A Polícia Federal (PF) e a Receita Federal deflagraram, nesta quinta-feira (18), a Operação Partialis que apura apropriação e desvio de recursos públicos que deveriam ter custeado a compra de gases medicinais nos municípios paraenses de Marabá e Altamira, e em Brasília (DF). Ao todo, foram expedidos 17 mandados judiciais – quatro deles, de prisão preventiva, um dos quais foi expedido contra o presidente do Pros, Eurípedes Júnior. O político não foi localizado e é considerado foragido.

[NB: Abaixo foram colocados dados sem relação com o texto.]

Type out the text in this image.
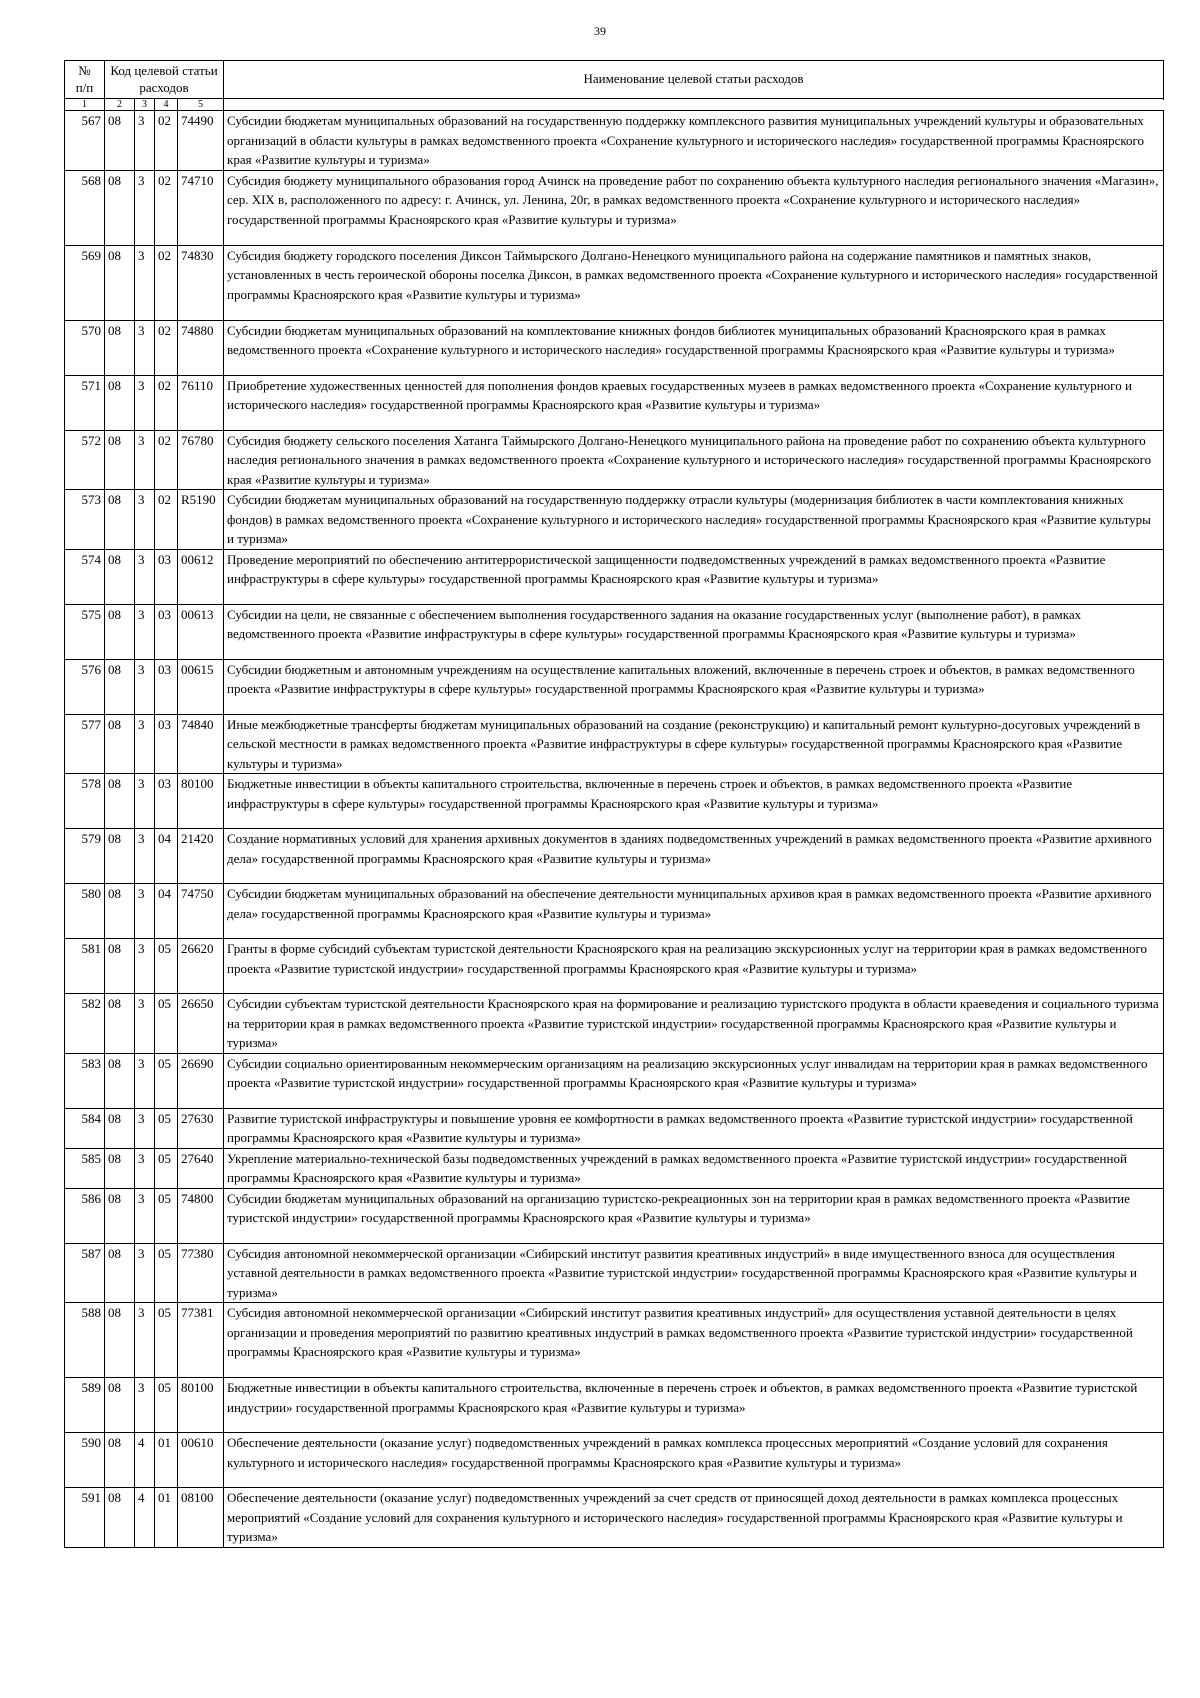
39
№
п/п	Код целевой статьи расходов				Наименование целевой статьи расходов

1	2	3	4	5	
567	08	3	02	74490	Субсидии бюджетам муниципальных образований на государственную поддержку комплексного развития муниципальных учреждений культуры и образовательных организаций в области культуры в рамках ведомственного проекта «Сохранение культурного и исторического наследия» государственной программы Красноярского края «Развитие культуры и туризма»
568	08	3	02	74710	Субсидия бюджету муниципального образования город Ачинск на проведение работ по сохранению объекта культурного наследия регионального значения «Магазин», сер. XIX в, расположенного по адресу: г. Ачинск, ул. Ленина, 20г, в рамках ведомственного проекта «Сохранение культурного и исторического наследия» государственной программы Красноярского края «Развитие культуры и туризма»
569	08	3	02	74830	Субсидия бюджету городского поселения Диксон Таймырского Долгано-Ненецкого муниципального района на содержание памятников и памятных знаков, установленных в честь героической обороны поселка Диксон, в рамках ведомственного проекта «Сохранение культурного и исторического наследия» государственной программы Красноярского края «Развитие культуры и туризма»
570	08	3	02	74880	Субсидии бюджетам муниципальных образований на комплектование книжных фондов библиотек муниципальных образований Красноярского края в рамках ведомственного проекта «Сохранение культурного и исторического наследия» государственной программы Красноярского края «Развитие культуры и туризма»
571	08	3	02	76110	Приобретение художественных ценностей для пополнения фондов краевых государственных музеев в рамках ведомственного проекта «Сохранение культурного и исторического наследия» государственной программы Красноярского края «Развитие культуры и туризма»
572	08	3	02	76780	Субсидия бюджету сельского поселения Хатанга Таймырского Долгано-Ненецкого муниципального района на проведение работ по сохранению объекта культурного наследия регионального значения в рамках ведомственного проекта «Сохранение культурного и исторического наследия» государственной программы Красноярского края «Развитие культуры и туризма»
573	08	3	02	R5190	Субсидии бюджетам муниципальных образований на государственную поддержку отрасли культуры (модернизация библиотек в части комплектования книжных фондов) в рамках ведомственного проекта «Сохранение культурного и исторического наследия» государственной программы Красноярского края «Развитие культуры и туризма»
574	08	3	03	00612	Проведение мероприятий по обеспечению антитеррористической защищенности подведомственных учреждений в рамках ведомственного проекта «Развитие инфраструктуры в сфере культуры» государственной программы Красноярского края «Развитие культуры и туризма»
575	08	3	03	00613	Субсидии на цели, не связанные с обеспечением выполнения государственного задания на оказание государственных услуг (выполнение работ), в рамках ведомственного проекта «Развитие инфраструктуры в сфере культуры» государственной программы Красноярского края «Развитие культуры и туризма»
576	08	3	03	00615	Субсидии бюджетным и автономным учреждениям на осуществление капитальных вложений, включенные в перечень строек и объектов, в рамках ведомственного проекта «Развитие инфраструктуры в сфере культуры» государственной программы Красноярского края «Развитие культуры и туризма»
577	08	3	03	74840	Иные межбюджетные трансферты бюджетам муниципальных образований на создание (реконструкцию) и капитальный ремонт культурно-досуговых учреждений в сельской местности в рамках ведомственного проекта «Развитие инфраструктуры в сфере культуры» государственной программы Красноярского края «Развитие культуры и туризма»
578	08	3	03	80100	Бюджетные инвестиции в объекты капитального строительства, включенные в перечень строек и объектов, в рамках ведомственного проекта «Развитие инфраструктуры в сфере культуры» государственной программы Красноярского края «Развитие культуры и туризма»
579	08	3	04	21420	Создание нормативных условий для хранения архивных документов в зданиях подведомственных учреждений в рамках ведомственного проекта «Развитие архивного дела» государственной программы Красноярского края «Развитие культуры и туризма»
580	08	3	04	74750	Субсидии бюджетам муниципальных образований на обеспечение деятельности муниципальных архивов края в рамках ведомственного проекта «Развитие архивного дела» государственной программы Красноярского края «Развитие культуры и туризма»
581	08	3	05	26620	Гранты в форме субсидий субъектам туристской деятельности Красноярского края на реализацию экскурсионных услуг на территории края в рамках ведомственного проекта «Развитие туристской индустрии» государственной программы Красноярского края «Развитие культуры и туризма»
582	08	3	05	26650	Субсидии субъектам туристской деятельности Красноярского края на формирование и реализацию туристского продукта в области краеведения и социального туризма на территории края в рамках ведомственного проекта «Развитие туристской индустрии» государственной программы Красноярского края «Развитие культуры и туризма»
583	08	3	05	26690	Субсидии социально ориентированным некоммерческим организациям на реализацию экскурсионных услуг инвалидам на территории края в рамках ведомственного проекта «Развитие туристской индустрии» государственной программы Красноярского края «Развитие культуры и туризма»
584	08	3	05	27630	Развитие туристской инфраструктуры и повышение уровня ее комфортности в рамках ведомственного проекта «Развитие туристской индустрии» государственной программы Красноярского края «Развитие культуры и туризма»
585	08	3	05	27640	Укрепление материально-технической базы подведомственных учреждений в рамках ведомственного проекта «Развитие туристской индустрии» государственной программы Красноярского края «Развитие культуры и туризма»
586	08	3	05	74800	Субсидии бюджетам муниципальных образований на организацию туристско-рекреационных зон на территории края в рамках ведомственного проекта «Развитие туристской индустрии» государственной программы Красноярского края «Развитие культуры и туризма»
587	08	3	05	77380	Субсидия автономной некоммерческой организации «Сибирский институт развития креативных индустрий» в виде имущественного взноса для осуществления уставной деятельности в рамках ведомственного проекта «Развитие туристской индустрии» государственной программы Красноярского края «Развитие культуры и туризма»
588	08	3	05	77381	Субсидия автономной некоммерческой организации «Сибирский институт развития креативных индустрий» для осуществления уставной деятельности в целях организации и проведения мероприятий по развитию креативных индустрий в рамках ведомственного проекта «Развитие туристской индустрии» государственной программы Красноярского края «Развитие культуры и туризма»
589	08	3	05	80100	Бюджетные инвестиции в объекты капитального строительства, включенные в перечень строек и объектов, в рамках ведомственного проекта «Развитие туристской индустрии» государственной программы Красноярского края «Развитие культуры и туризма»
590	08	4	01	00610	Обеспечение деятельности (оказание услуг) подведомственных учреждений в рамках комплекса процессных мероприятий «Создание условий для сохранения культурного и исторического наследия» государственной программы Красноярского края «Развитие культуры и туризма»
591	08	4	01	08100	Обеспечение деятельности (оказание услуг) подведомственных учреждений за счет средств от приносящей доход деятельности в рамках комплекса процессных мероприятий «Создание условий для сохранения культурного и исторического наследия» государственной программы Красноярского края «Развитие культуры и туризма»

O ex-prefeito de Marabá João Salame Neto, também do Pros, foi preso preventivamente pela manhã em Brasília.Os mandados foram expedidos pela 2ª Vara da Justiça Federal de Marabá

A Operação Partialis é um desdobramento da Operação Asfixia, deflagrada em junho de 2016, para investigar fraudes em licitações para a compra de gases medicinais pela prefeitura de Marabá. Ao analisar os documentos apreendidos, os investigadores descobriram que servidores municipais em cobravam propina para facilitar o recebimento de valores atrasados.

“Chamou a atenção, em especial, uma anotação que indicava o depósito de R$ 100 mil reais para uma dita parceria”, informou a PF, em nota.

Propinas

O esquema abrangia verbas federais, municipais e estaduais sacadas em espécie por assessores diretos do ex-prefeito, sob comando dele, “na boca do caixa de empresas que tinham contratos com a prefeitura de Marabá”, segundo a polícia. A estimativa é que os saques superaram R$ 1,5 milhão, sendo R$ 1 milhão depositado na conta da esposa de um assessor imediato do ex-gestor. Parte do dinheiro foi transferido para as contas dele por meio de terceiros.